The innocence of gingham captures the hearts of young shoppers


April 30, 1992|By Vida Roberts | Vida Roberts,Staff Writer

We could be in Kansas, Toto. Not since Dorothy tripped through Munchkinland in her little country frock has gingham had so much exposure. The checked yardage seen in store summer racks is enough to pave the Yellow Brick Road into eternity.

Gingham is everywhere. Black and white in city suits and dresses, pink and white in sneakers, blue and white in perky little bikinis. That's in the adorable, affordable market.

In the rare Oz-like land of designer labels, gingham patterns are cut into grand-entrance gowns and ruffled extravaganzas that cost enough to make the payment on the farm. Gianfranco Ferre for Christian Dior Couture does it in oversize organza checks floating over ruffled petticoats. American designers have taken gingham dresses out for cocktails and dancing in naughty-but-nice little numbers.

The last time gingham had so much checks appeal was in the late '50s and early '60s when Brigitte Bardot pouted about in short shorts and demure gingham tied under the bosom to contain all that sexuality. We were more innocent then. The torpedo brassiere would not have passed the censors.
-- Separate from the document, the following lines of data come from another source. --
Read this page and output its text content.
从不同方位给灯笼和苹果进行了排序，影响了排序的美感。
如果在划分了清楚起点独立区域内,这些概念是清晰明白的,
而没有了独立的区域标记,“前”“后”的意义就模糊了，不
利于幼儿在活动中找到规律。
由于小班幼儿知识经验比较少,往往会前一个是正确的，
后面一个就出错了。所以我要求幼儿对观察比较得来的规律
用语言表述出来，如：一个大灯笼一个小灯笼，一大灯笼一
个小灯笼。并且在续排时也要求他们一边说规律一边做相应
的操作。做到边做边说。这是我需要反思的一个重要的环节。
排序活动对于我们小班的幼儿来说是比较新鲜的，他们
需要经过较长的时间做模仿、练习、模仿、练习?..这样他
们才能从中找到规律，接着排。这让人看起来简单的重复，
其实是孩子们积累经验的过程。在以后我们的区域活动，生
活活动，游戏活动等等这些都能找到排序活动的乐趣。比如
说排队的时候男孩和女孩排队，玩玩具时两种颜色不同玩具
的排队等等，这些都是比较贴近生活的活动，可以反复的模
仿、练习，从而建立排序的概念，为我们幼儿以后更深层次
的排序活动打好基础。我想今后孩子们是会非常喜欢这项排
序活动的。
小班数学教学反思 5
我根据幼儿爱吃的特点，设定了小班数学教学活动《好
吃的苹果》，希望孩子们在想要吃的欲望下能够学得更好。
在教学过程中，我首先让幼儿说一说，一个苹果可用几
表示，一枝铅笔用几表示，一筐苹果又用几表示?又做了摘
Nice girls copied the nice girls of Hollywood. Connie Francis and Sandra Dee danced their way into popularity in full circle gingham skirts and checked bathing suits that covered the navel. Pat Boone was a teen idol. Golly!
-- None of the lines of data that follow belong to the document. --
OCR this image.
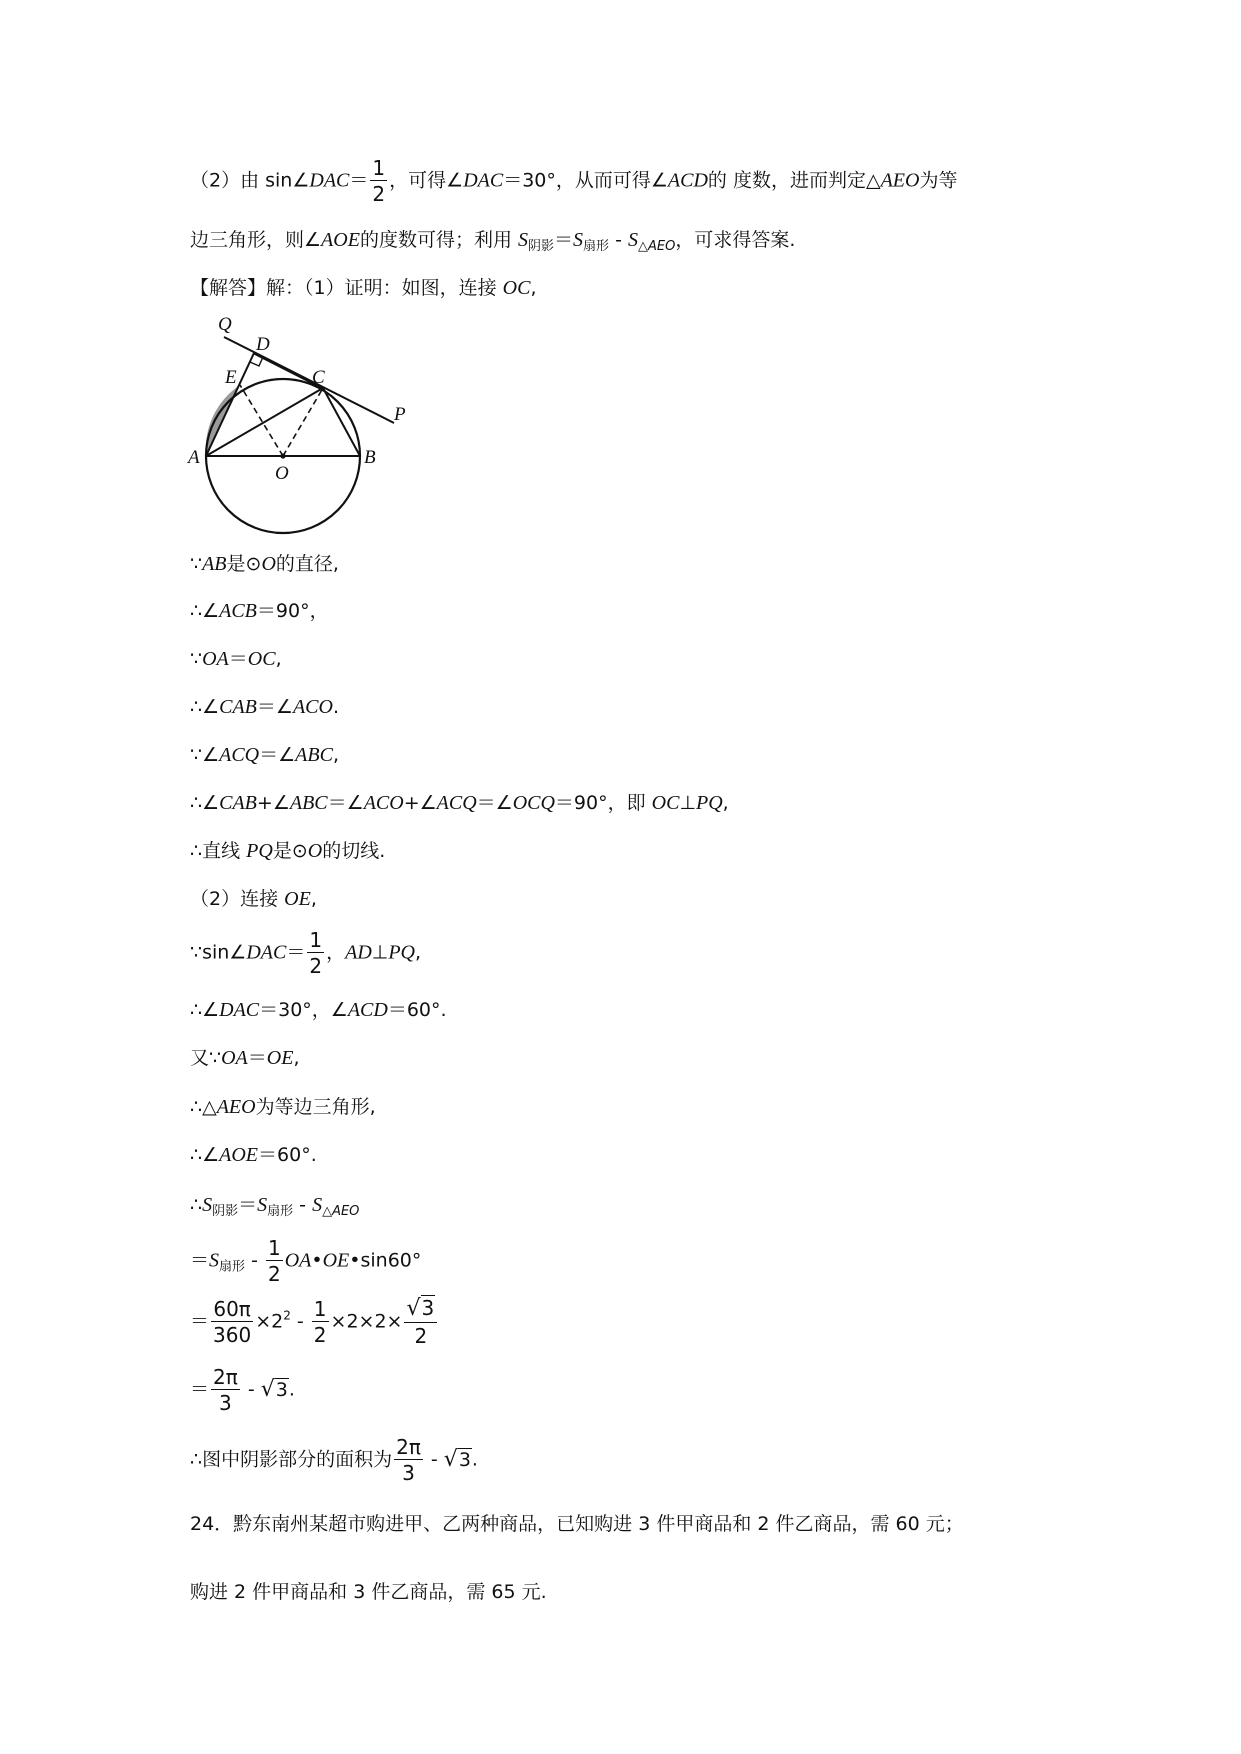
（2）由 sin∠DAC＝ $\frac{1}{2}$ ，可得∠DAC＝30°，从而可得∠ACD的 度数，进而判定△AEO为等
边三角形，则∠AOE的度数可得；利用 $S_{阴影}=S_{扇形} - S_{\triangle AEO}$，可求得答案.
【解答】解：（1）证明：如图，连接 OC,
Q
D
E	C
P
A
O
B
∵AB是⊙O的直径,
∴∠ACB＝90°，
∵OA＝OC,
∴∠CAB＝∠ACO.
∵∠ACQ＝∠ABC,
∴∠CAB+∠ABC＝∠ACO+∠ACQ＝∠OCQ＝90°，即 OC⊥PQ,
∴直线 PQ是⊙O的切线.
（2）连接 OE,
∵sin∠DAC＝ $\frac{1}{2}$ ，AD⊥PQ,
∴∠DAC＝30°，∠ACD＝60°.
又∵OA＝OE,
∴△AEO为等边三角形,
∴∠AOE＝60°.
$\therefore S_{阴影}=S_{扇形} - S_{\triangle AEO}$
$=S_{扇形} - \frac{1}{2}$ OA•OE•sin60°
＝ $\frac{60\pi}{360} \times 2^2 - \frac{1}{2} \times 2\times 2\times \frac{√3}{2}$
＝ $\frac{2\pi}{3} - √3$.
∴图中阴影部分的面积为 $\frac{2\pi}{3} - √3$.
24．黔东南州某超市购进甲、乙两种商品，已知购进 3 件甲商品和 2 件乙商品，需 60 元；
购进 2 件甲商品和 3 件乙商品，需 65 元.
Innocence has captured young shoppers again.

"Gingham is very hot in the junior market," says Janice Biele, manager of sales and marketing at White Marsh Mall. "It's a retro swing to the '50s, but they're perceiving it as a hot, current look even though it has been around for decades. They particularly want the sleeveless tie-front shirt to wear with very narrow cigarette pants."

Ms. Biele sees it all over the malls. "The Gap is full of gingham separates in bright yellows and blues paired with white. And all the other stores have it in a broad range of clothes and accessories -- headbands, baseball caps and touches in belts."
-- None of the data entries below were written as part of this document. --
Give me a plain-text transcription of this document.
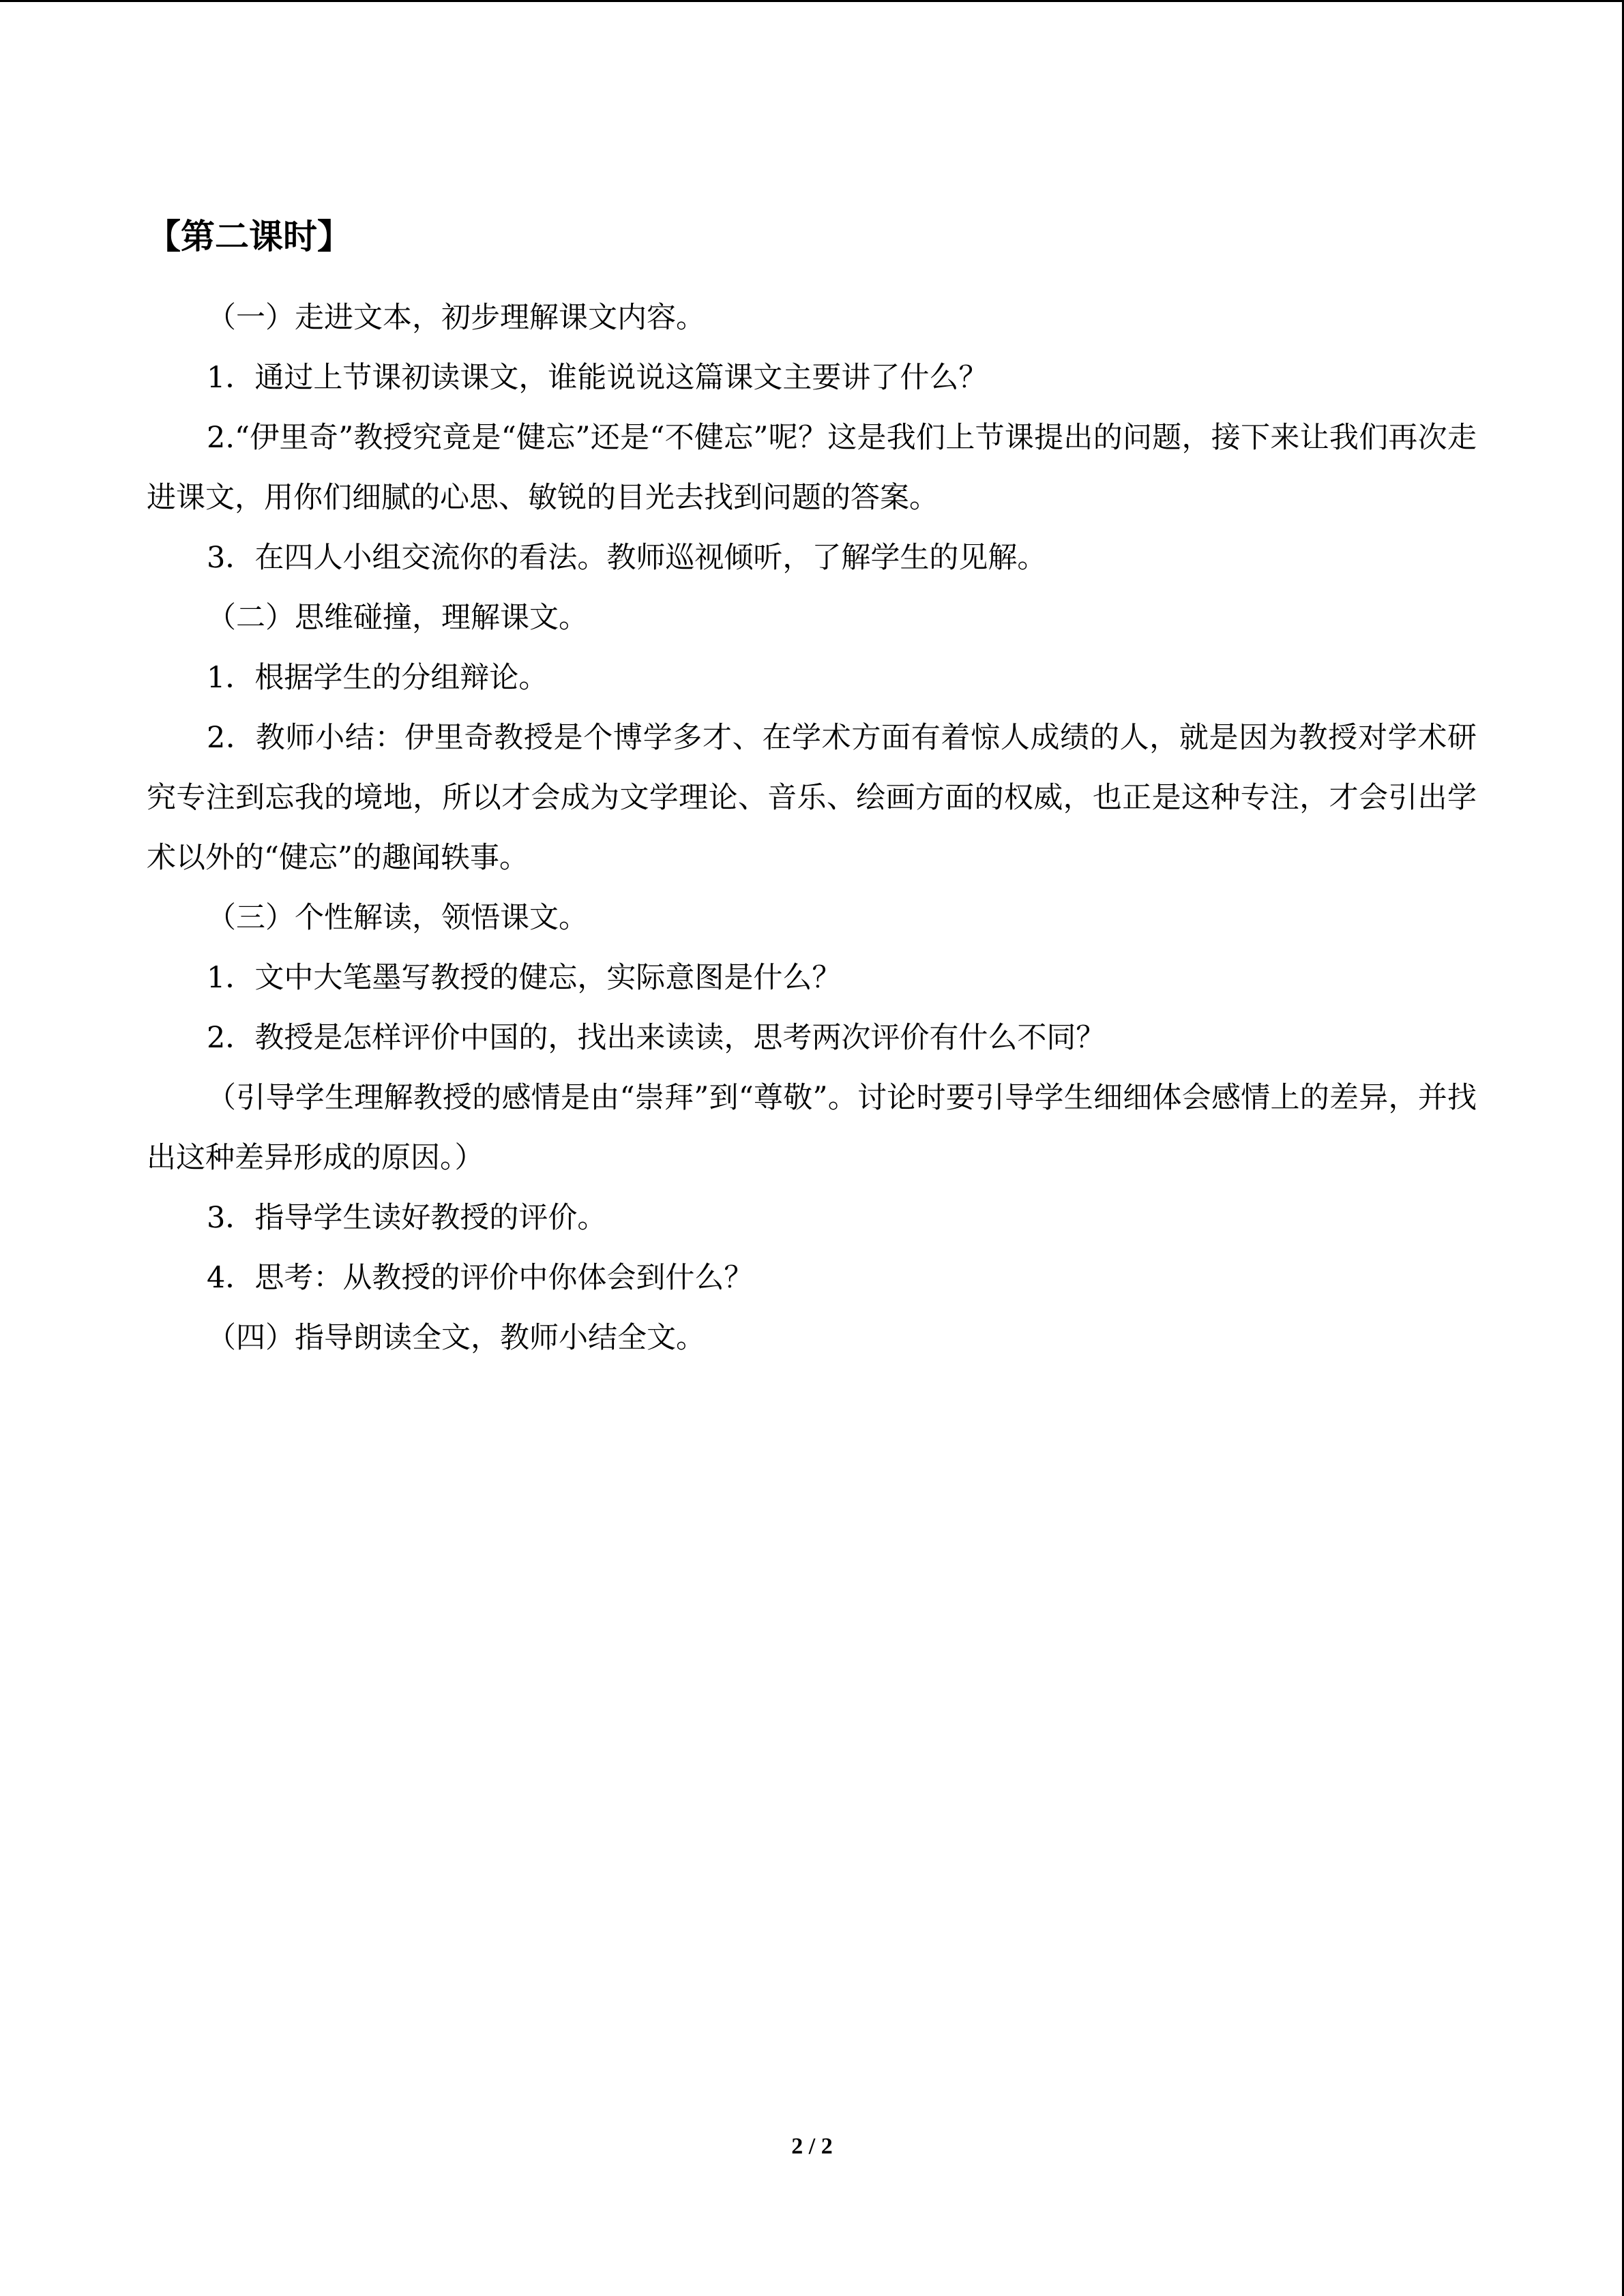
【第二课时】

（一）走进文本，初步理解课文内容。

1．通过上节课初读课文，谁能说说这篇课文主要讲了什么？

2.“伊里奇”教授究竟是“健忘”还是“不健忘”呢？这是我们上节课提出的问题，接下来让我们再次走进课文，用你们细腻的心思、敏锐的目光去找到问题的答案。

3．在四人小组交流你的看法。教师巡视倾听，了解学生的见解。

（二）思维碰撞，理解课文。

1．根据学生的分组辩论。

2．教师小结：伊里奇教授是个博学多才、在学术方面有着惊人成绩的人，就是因为教授对学术研究专注到忘我的境地，所以才会成为文学理论、音乐、绘画方面的权威，也正是这种专注，才会引出学术以外的“健忘”的趣闻轶事。

（三）个性解读，领悟课文。

1．文中大笔墨写教授的健忘，实际意图是什么？

2．教授是怎样评价中国的，找出来读读，思考两次评价有什么不同？

（引导学生理解教授的感情是由“崇拜”到“尊敬”。讨论时要引导学生细细体会感情上的差异，并找出这种差异形成的原因。）

3．指导学生读好教授的评价。

4．思考：从教授的评价中你体会到什么？

（四）指导朗读全文，教师小结全文。

2 / 2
One of the charms of gingham is the cost factor. Lisa Parker, merchandising coordinator for Seventeen magazine, which is bringing a fashion show to White Marsh tomorrow and Saturday, says a touch of gingham is a way for young people to latch on to a current trend.

"Teen-agers have a limited amount of money to spend. A little bit of gingham makes their wardrobes new," says Ms. Parker. "For example, Hue makes great leggings in gingham, and they look terrific worn with a white T-shirt or pulled over a bikini. And it works well in small doses to add a fresh spark to an outfit. Where it's really moving is in beach wear and bikinis."

Shades of Gidget.

"They're so cute, cute, cute," says Darren Tolbert, manager of the Cignal store at the Gallery. "We just got in a gingham tie-front crop top with stretch shorts and a T-shirt unitard to match by the Cignal private label. They're so adorable, they're going to blow out of the store because they make our young customers look terrific."

The young and fit look terrific in anything, but what about the mature customer? "Some people may feel too costume-y in total gingham," says Ms. Biele. "They can limit their checks to a discreet black and white pattern in a classic suit, or pick up the pattern in small accessories such as a crisp scarf."

Old-fashioned weaves and values do have an appeal. Who would have believed that grandmother's checked table cloth could feed a fashion trend?